By contrast, newly appointed Fed Governor Stephen Miran continued to press for faster easing. In a Bloomberg interview, Miran argued that the current 4%–4.25% policy rate is “highly restrictive” and threatens the U.S. economy.
“That’s why it’s so important to start adjusting more quickly, rather than less quickly,” Miran added in a separate interview with Fox Business on Thursday.
On the Move
- Accenture (ACN) gained 1% in premarket trading after posting revenue and earnings that topped expectations, driven by strong demand for its AI consulting and services.
- CarMax (KMX) plunged 11.2% before the opening bell following disappointing quarterly results on both the top and bottom lines.
- Intel (INTC) rallied 4% in early trading on reports it is seeking an investment from Apple (AAPL) in a business now partially owned by the U.S. government.
- Oracle (ORCL) shares fell more than 4% Thursday as Alex Haissl, an analyst with investing firm Rothschild & Co Redburn, initiated coverage of the stock with a Sell rating.
- Freeport-McMoRan (FCX) tumbled 17% Wednesday after a mudslide at its Grasberg mine forced a reduction in near-term copper and gold production.
- Micron (MU) fell 2.8% Wednesday despite beating estimates and raising forward guidance.
- IBM (IBM) shares rose over 3% Thursday as its customer HSBC (HSBC) saidit has improved its ability to predict market behavior when using IBM’s quantum computers.

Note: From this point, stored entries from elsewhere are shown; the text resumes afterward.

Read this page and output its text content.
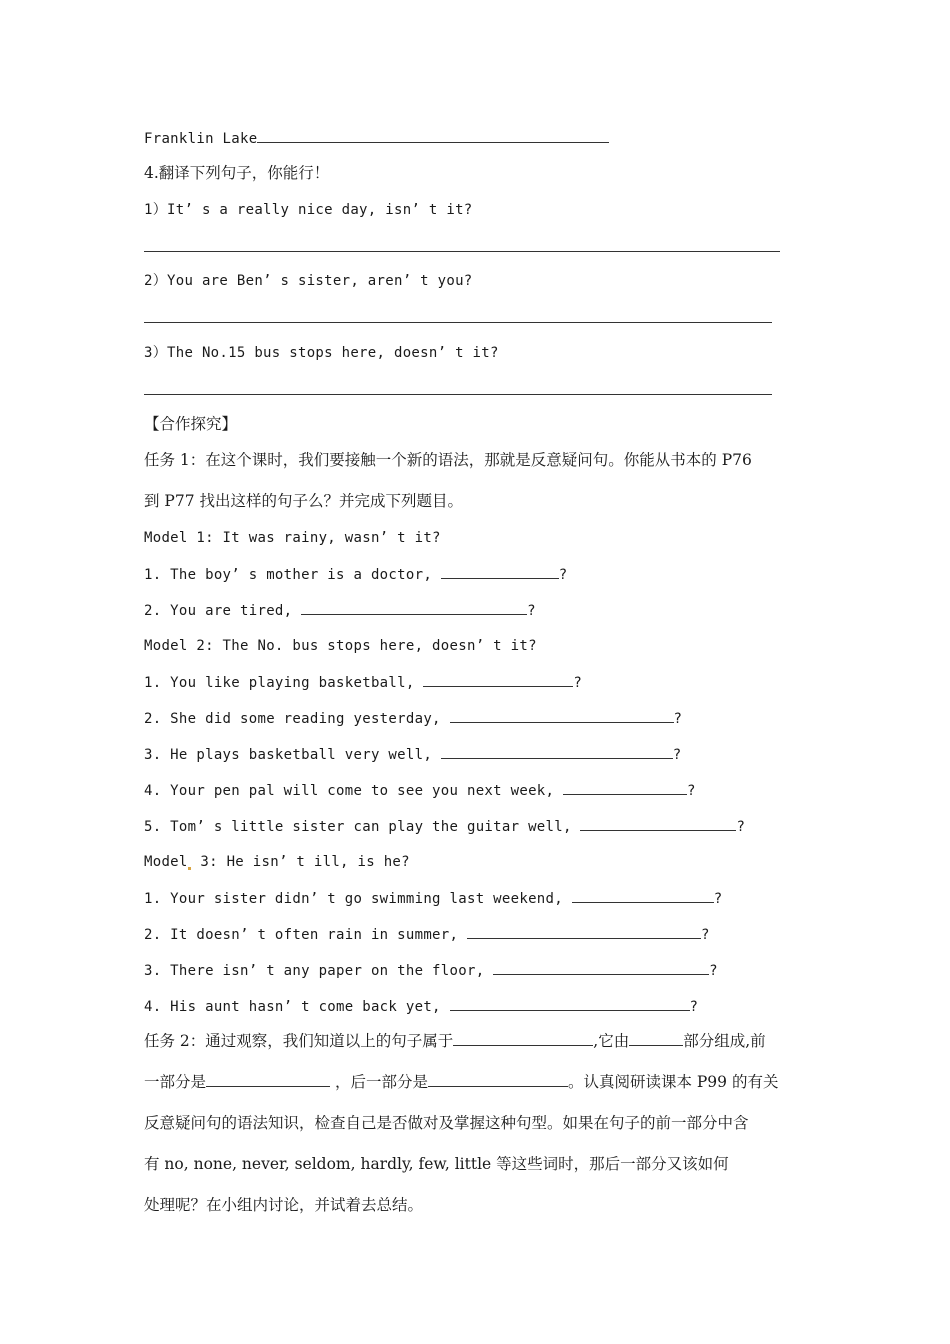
Franklin Lake
4.翻译下列句子，你能行！
1）It’ s a really nice day, isn’ t it?
2）You are Ben’ s sister, aren’ t you?
3）The No.15 bus stops here, doesn’ t it?
【合作探究】
任务 1：在这个课时，我们要接触一个新的语法，那就是反意疑问句。你能从书本的 P76
到 P77 找出这样的句子么？并完成下列题目。
Model 1: It was rainy, wasn’ t it?
1. The boy’ s mother is a doctor,	?
2. You are tired,	?
Model 2: The No. bus stops here, doesn’ t it?
1. You like playing basketball,	?
2. She did some reading yesterday,	?
3. He plays basketball very well,	?
4. Your pen pal will come to see you next week,	?
5. Tom’ s little sister can play the guitar well,	?
Model 3: He isn’ t ill, is he?
1. Your sister didn’ t go swimming last weekend,	?
2. It doesn’ t often rain in summer,	?
3. There isn’ t any paper on the floor,	?
4. His aunt hasn’ t come back yet,	?
任务 2：通过观察，我们知道以上的句子属于	,它由	部分组成,前
一部分是	，后一部分是	。认真阅研读课本 P99 的有关
反意疑问句的语法知识，检查自己是否做对及掌握这种句型。如果在句子的前一部分中含
有 no, none, never, seldom, hardly, few, little 等这些词时，那后一部分又该如何
处理呢？在小组内讨论，并试着去总结。
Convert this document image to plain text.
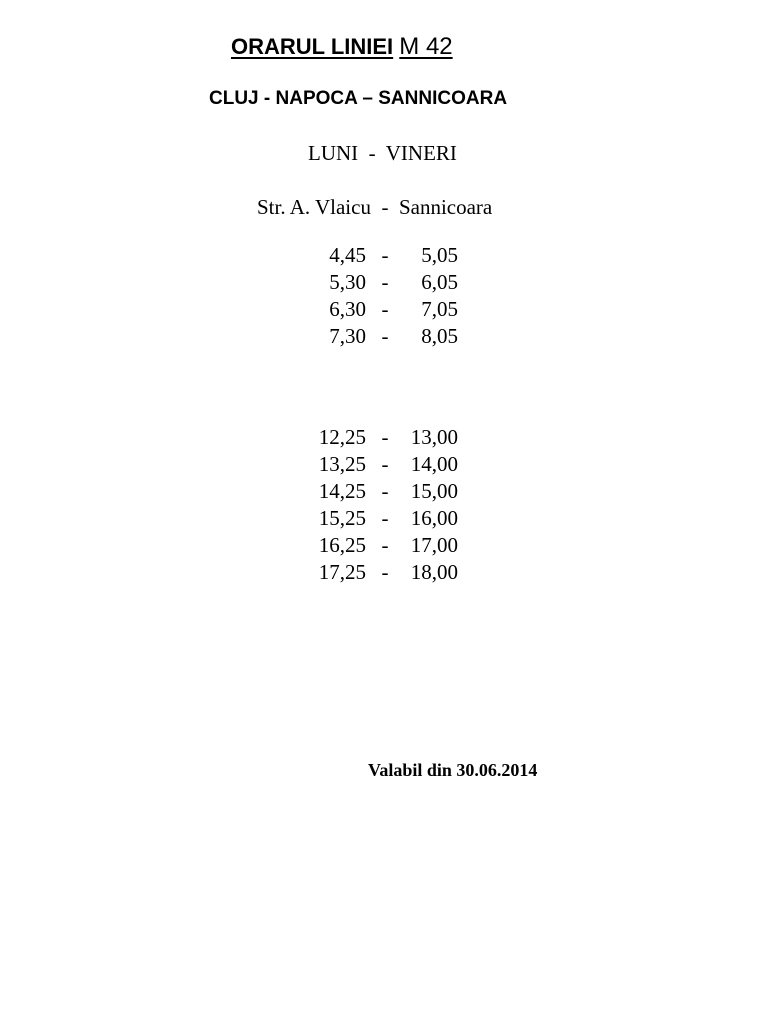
ORARUL LINIEI M 42
CLUJ - NAPOCA – SANNICOARA
LUNI  -  VINERI
Str. A. Vlaicu  -  Sannicoara
4,45 - 5,05
5,30 - 6,05
6,30 - 7,05
7,30 - 8,05
12,25 - 13,00
13,25 - 14,00
14,25 - 15,00
15,25 - 16,00
16,25 - 17,00
17,25 - 18,00
Valabil din 30.06.2014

- Alibaba (BABA) defied the pullback in AI-related chips, surging more than 8% Wednesday after announcing plans to boost AI spending beyond its original $50 billion target.
- Axon (AXON), maker of TASER devices and other law-enforcement technology, dropped 10.2% even after an upgrade from Piper Sandler.
- Starbucks (SBUX) announced plans to close unprofitable locations and cut corporate jobs as CEO Brian Niccol focuses on the company’s turnaround plan.
- Lithium Americas (LAC) surged another 20% in trading on Thursday, one day after the stock nearly doubled in value. The Trump administration is seeking a stake for the US in the operator of what is set to be the largest lithium mine in the country.
- Cloud computing provider CoreWeave (CRWV) rebounded from an initial drop in morning trading on Thursday after announcing a fresh $6.5 billion deal with OpenAI(PVT).
What’s Ahead
Costco (COST) is expected to report its quarterly results after the bell on Thursday. For the quarter, revenue at the wholesale giant is expected to clock in at $86.03 billion, with adjusted earnings per share forecast to come in at $5.82, per Bloomberg consensus estimates.